Et il baisa la jeune femme sur les deux joues, en la prenant par les épaules, ce qui chiffonna un peu l’habit de garde-française. Elle se dégagea, riant, disant :

— Mon Dieu ! qu’il est drôle, le petit tondu !…

Elle revint à lui, plus sérieuse.

— Nous serons amis, n’est-ce pas ?… Je veux être une mère pour vous. Je réfléchissais à cela, en attendant mon tailleur, qui était en conférence, et je me disais que je devais me montrer très bonne et vous élever tout à fait bien… Ce sera gentil !

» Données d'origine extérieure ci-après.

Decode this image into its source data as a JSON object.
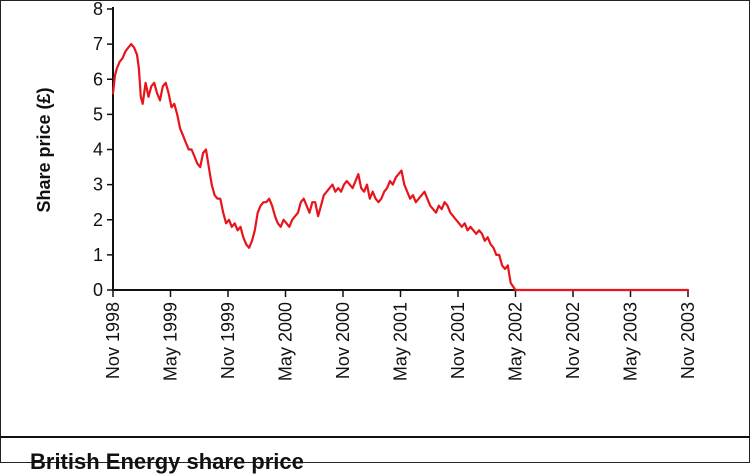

Maxime continuait à la regarder, de son regard bleu de fille hardie, et brusquement :

— Quel âge avez-vous ? demanda-t-il.

— Mais on ne demande jamais cela ! s’écria-t-elle en joignant les mains… Il ne sait pas, le petit malheureux ! Il faudra tout lui apprendre… Heureusement que je puis encore dire mon âge. J’ai vingt et un ans.

— Moi, j’en aurai bientôt quatorze… Vous pourriez être ma sœur.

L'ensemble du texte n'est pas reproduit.